I've thought of having the Windows Service doing the processing directly (which I'd ideally like), but this isn't an option. Would it be better to be using WCF? In 90% of deployments the Web Service is on the same server as the Windows Service, but there is that 10% where it's on different servers. Just not sure what the best approach would be here...

EDIT: I'm sending the file as a byte[] to the Web Service, this is what I am wanting to somehow speed up. So the question I have is, would using another approach help speed this up, such as using WCF and a different protocol? I understand there is always an overhead, but trying to minimize this.

WCF & Bindings: Changing to WCF offers several bindings you can use that are more efficient to transmit data in a LAN, eg NetTcpBinding or Named Pipes (local only). So using WCF is a good step if you don't want to introduce bigger changes into your application.

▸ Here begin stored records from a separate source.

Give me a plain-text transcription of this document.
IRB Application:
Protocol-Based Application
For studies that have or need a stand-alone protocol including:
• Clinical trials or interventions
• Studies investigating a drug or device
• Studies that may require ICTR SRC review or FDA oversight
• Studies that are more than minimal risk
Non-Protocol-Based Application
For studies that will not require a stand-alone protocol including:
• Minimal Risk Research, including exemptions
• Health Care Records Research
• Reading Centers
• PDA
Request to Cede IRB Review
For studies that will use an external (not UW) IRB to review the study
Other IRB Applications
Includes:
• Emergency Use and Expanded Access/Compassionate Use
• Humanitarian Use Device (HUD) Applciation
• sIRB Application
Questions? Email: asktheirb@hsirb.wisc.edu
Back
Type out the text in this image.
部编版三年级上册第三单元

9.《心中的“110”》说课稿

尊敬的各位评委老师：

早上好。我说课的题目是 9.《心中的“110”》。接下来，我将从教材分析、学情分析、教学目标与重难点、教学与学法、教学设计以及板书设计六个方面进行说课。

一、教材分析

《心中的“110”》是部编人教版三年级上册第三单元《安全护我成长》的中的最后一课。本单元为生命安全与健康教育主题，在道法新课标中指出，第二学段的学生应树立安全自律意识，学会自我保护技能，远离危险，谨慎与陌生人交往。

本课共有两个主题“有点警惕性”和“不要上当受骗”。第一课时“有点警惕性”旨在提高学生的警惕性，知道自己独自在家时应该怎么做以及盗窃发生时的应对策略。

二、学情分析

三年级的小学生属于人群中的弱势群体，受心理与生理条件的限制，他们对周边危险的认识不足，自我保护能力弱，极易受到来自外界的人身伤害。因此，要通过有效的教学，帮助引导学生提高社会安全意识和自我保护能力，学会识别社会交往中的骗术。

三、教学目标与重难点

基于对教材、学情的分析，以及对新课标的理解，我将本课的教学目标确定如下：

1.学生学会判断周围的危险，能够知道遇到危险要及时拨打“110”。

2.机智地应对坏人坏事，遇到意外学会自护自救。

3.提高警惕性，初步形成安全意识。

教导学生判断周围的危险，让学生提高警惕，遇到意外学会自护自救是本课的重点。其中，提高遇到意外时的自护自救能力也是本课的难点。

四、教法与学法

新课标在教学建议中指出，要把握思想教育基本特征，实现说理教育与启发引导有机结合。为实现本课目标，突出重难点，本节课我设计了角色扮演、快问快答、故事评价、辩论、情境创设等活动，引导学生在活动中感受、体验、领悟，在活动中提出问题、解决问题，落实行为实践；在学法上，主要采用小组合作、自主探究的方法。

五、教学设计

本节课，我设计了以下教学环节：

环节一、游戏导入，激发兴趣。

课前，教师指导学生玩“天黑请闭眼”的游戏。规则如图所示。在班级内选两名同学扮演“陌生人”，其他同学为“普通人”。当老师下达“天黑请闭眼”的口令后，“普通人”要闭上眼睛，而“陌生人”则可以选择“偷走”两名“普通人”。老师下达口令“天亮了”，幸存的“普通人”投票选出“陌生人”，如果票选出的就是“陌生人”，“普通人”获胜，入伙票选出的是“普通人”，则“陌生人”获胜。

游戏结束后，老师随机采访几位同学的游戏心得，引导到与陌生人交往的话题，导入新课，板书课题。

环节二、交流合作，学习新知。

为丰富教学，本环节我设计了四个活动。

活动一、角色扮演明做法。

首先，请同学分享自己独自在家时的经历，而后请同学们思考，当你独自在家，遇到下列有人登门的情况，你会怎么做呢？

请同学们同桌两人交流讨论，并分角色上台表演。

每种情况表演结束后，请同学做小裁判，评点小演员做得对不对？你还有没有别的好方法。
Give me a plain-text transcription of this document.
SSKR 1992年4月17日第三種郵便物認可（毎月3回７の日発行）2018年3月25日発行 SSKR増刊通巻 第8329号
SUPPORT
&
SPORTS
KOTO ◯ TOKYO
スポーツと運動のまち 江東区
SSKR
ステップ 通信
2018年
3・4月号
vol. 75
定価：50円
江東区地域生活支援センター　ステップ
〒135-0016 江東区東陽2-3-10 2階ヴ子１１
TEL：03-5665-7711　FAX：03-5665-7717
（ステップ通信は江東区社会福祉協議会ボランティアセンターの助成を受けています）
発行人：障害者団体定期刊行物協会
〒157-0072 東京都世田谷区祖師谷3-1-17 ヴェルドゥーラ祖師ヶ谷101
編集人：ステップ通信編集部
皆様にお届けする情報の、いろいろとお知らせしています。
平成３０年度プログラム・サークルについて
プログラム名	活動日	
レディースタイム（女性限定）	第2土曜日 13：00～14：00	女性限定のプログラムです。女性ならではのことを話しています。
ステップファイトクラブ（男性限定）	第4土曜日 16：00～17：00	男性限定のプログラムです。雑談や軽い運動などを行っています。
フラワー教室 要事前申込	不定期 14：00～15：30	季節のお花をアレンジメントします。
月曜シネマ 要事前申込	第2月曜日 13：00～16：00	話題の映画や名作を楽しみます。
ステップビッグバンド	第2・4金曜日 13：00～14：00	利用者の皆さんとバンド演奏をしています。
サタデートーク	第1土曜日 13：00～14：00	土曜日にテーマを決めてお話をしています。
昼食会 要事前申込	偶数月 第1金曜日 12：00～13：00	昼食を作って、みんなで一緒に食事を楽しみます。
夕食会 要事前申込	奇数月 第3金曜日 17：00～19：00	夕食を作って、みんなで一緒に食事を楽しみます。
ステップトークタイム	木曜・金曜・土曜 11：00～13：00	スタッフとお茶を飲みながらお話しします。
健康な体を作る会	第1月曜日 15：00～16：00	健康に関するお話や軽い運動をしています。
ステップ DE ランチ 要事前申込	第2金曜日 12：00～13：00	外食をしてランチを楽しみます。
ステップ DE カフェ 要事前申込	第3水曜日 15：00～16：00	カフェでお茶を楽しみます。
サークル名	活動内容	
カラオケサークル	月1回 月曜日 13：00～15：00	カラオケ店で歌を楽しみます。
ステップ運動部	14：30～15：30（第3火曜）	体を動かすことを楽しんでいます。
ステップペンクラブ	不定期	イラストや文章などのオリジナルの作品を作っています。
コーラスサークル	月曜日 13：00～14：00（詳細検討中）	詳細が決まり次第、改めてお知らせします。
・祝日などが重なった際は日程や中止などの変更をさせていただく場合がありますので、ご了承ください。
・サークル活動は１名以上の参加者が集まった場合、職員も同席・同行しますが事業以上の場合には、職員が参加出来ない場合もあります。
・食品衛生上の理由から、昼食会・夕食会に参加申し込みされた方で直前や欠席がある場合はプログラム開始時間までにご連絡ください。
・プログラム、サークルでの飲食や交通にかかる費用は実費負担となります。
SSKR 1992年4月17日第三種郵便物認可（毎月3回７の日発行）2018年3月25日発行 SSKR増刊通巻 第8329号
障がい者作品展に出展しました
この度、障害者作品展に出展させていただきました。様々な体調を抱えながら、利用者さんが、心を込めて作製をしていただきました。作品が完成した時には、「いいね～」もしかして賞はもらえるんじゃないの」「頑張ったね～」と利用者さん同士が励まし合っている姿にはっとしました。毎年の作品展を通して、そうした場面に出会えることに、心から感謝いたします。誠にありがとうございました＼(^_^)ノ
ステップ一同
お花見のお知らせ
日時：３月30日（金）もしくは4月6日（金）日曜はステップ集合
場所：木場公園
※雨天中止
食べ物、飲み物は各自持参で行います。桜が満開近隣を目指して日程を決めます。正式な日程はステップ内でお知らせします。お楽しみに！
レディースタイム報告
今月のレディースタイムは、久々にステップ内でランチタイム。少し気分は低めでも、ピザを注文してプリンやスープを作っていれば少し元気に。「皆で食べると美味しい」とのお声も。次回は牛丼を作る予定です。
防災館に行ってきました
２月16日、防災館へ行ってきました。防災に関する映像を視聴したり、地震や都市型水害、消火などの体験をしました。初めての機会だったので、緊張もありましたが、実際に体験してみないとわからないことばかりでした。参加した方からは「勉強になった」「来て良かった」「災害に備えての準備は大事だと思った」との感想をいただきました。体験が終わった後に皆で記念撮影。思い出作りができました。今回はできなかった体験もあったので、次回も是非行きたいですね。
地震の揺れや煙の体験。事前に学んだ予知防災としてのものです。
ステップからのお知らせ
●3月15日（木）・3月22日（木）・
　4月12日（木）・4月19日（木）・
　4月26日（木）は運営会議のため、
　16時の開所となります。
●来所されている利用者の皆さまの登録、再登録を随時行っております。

Hybrid approach: However, the best way to speed up at least for the 90% of deployments that host both components on the same machine is to remove the process boundary in these cases. As you mention, you've already thought about that. So just in case that the reason for putting the idea aside are the 10% of deployments that would require a distributed installation: By using an interface with an implementation for local procession and one for remote transmission, you could implement a configurable approach that supports both scenarios (90% very efficient, 10% at least not slower as before).

Scaling down data sizes: Another - obvious - way to speed things up is to filter or compress the file contents before transmitting them to the service.

File path instead of contents: As I understand your environment, the machines that host the services are at least close to each other (LAN, no firewall issues, ...). So it might also be a viable option not to transmit the file contents to the service, but to notify the service of the file path and have the web service access the file directly. Though not a very beautiful way with certain downsides (eg account of web service must be able to access the file, path must also be accessible from the web service) you'd at least get rid of the inefficient transmission of the files and substitute that with a protocol that is built for file access. Also in the 90% of installations where both services run on the same machine, the web service would do a local file access that should be very fast.